I am grateful my daughter‘s migraine subsided and she went to school today.
I am grateful I came up with some interesting ideas although was pretty sleepy most of the morning.
I am grateful for TV, books and podcasts.
I am grateful for Recovery Dharma meetings.
I am grateful I am ok with feeling overstuffed after eating a bit too much.
I am grateful I had a relaxing bike ride this afternoon.
I am grateful I am pretty tired, the day is done and I will be off to bed soon.
For my first little gig since I got sober. It’s volunteer patrol. Service! Schedule, purpose . Also will meet many people. I’ll be helping the community directly. It’s perfect. I’m starting completely over, and am not super healthy yet but ready to slowly ramp up.
For the beautiful athletic facilities near my home. Went to the pools to get a tour, and get my schedule for laps. I’m ready to resume my best sport
For catching myself getting overwhelmed today. So easy to spin out and commit to too much. Will ease back into everything.
For making myself cook meals more often. I’m not a bad cook, just super lazy
Thank you all for the congratulations on my 5 years. Grateful for my sobriety. I couldn’t do this without every single person here. You all mean more to me than you’ll ever know. Love you guys!
Grateful I remain teachable. There is an abundance to learn from old timers, newcomers, and everyone in between.
Grateful my daughter wanted to celebrate with cake last night. I haven’t talked about it, and she remembered on her own. Did I cause that much damage? Ugh! Grateful for the chance to make a daily living amends.

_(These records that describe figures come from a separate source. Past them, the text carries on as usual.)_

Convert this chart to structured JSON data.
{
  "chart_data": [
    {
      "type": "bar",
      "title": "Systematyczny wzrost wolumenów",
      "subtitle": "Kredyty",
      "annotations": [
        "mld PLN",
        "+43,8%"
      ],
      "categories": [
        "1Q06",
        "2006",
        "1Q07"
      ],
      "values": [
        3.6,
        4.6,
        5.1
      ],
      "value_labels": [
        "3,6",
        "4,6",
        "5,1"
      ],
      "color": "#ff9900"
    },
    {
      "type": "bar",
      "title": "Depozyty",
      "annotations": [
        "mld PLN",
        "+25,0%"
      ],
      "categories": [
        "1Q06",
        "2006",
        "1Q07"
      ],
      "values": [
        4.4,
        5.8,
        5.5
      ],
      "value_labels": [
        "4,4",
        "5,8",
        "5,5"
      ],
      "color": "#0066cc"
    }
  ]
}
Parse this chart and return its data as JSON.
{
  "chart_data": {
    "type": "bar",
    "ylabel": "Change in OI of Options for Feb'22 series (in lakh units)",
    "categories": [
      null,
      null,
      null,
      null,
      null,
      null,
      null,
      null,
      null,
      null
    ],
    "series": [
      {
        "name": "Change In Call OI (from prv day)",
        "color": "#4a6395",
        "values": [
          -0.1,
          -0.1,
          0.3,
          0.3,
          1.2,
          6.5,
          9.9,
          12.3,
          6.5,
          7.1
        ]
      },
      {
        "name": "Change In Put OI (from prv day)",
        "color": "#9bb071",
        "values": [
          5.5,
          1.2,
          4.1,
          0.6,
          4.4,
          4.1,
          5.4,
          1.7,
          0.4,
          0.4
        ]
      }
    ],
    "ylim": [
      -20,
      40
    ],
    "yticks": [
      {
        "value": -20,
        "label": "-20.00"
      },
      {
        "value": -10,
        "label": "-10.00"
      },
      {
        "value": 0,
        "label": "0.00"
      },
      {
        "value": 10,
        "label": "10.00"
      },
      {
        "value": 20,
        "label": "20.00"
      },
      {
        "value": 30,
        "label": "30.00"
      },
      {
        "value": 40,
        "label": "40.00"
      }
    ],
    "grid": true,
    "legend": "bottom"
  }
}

Grateful for my upcoming trip to Florida. Now that I told my sisters, I’m getting very excited. Probably because they’re so excited. I can’t remember the last time all 5 of us were together without husbands and kids.
Grateful today is Friday and its payday.
Grateful for my old jalopy car (from my MIL when she passed), getting me to and from work. Grateful my credit score is finally on the rise and a new car is in the foreseeable future.
my recovery contacts and friends, here on Talking Sober and in my SA group; these friends are people who understand me and listen to me non judgementally, and that is a huge help
my wife, who listens and empathizes; I feel seen and supported in my life with her
the people working with me (my professional colleagues), without whom I wouldn’t have the professional opportunities I now have
the gym, which is a place I can go and strengthen my body
Friday payday!
Even though most of my paycheck goes to bills im still able to save a lil
Boscoe cuddles
Football tonight with hubby
Its nearly the weekend
Slept in
Forced teambuilding was a success
My AA fellowship
All the love and strength at my ladies aa mtg
Love
Hope
Joy
Hot coffee
I am grateful to be sober.
I am very very grateful for the cyclists telling me this morning that my rear wheel had a buckle. It took me some thinking as I had noticed it already but couldn’t explain. So I forgot. Then 10 min later: yeah, some car hitting me 2 weeks ago could have been the issue. So all ride long I planned getting it fixed asap. Well. Not necessary as I discovered this:
I am grateful I kept somehow calm. Sometimes, not knowing is better.
I am grateful the sun came out after some hours of fog.
I am grateful I have another bike.
I am grateful I have the option to buy a bike via my employer. Might be looking into this.
This saying: I am grateful I have enough. Maybe not bikes though.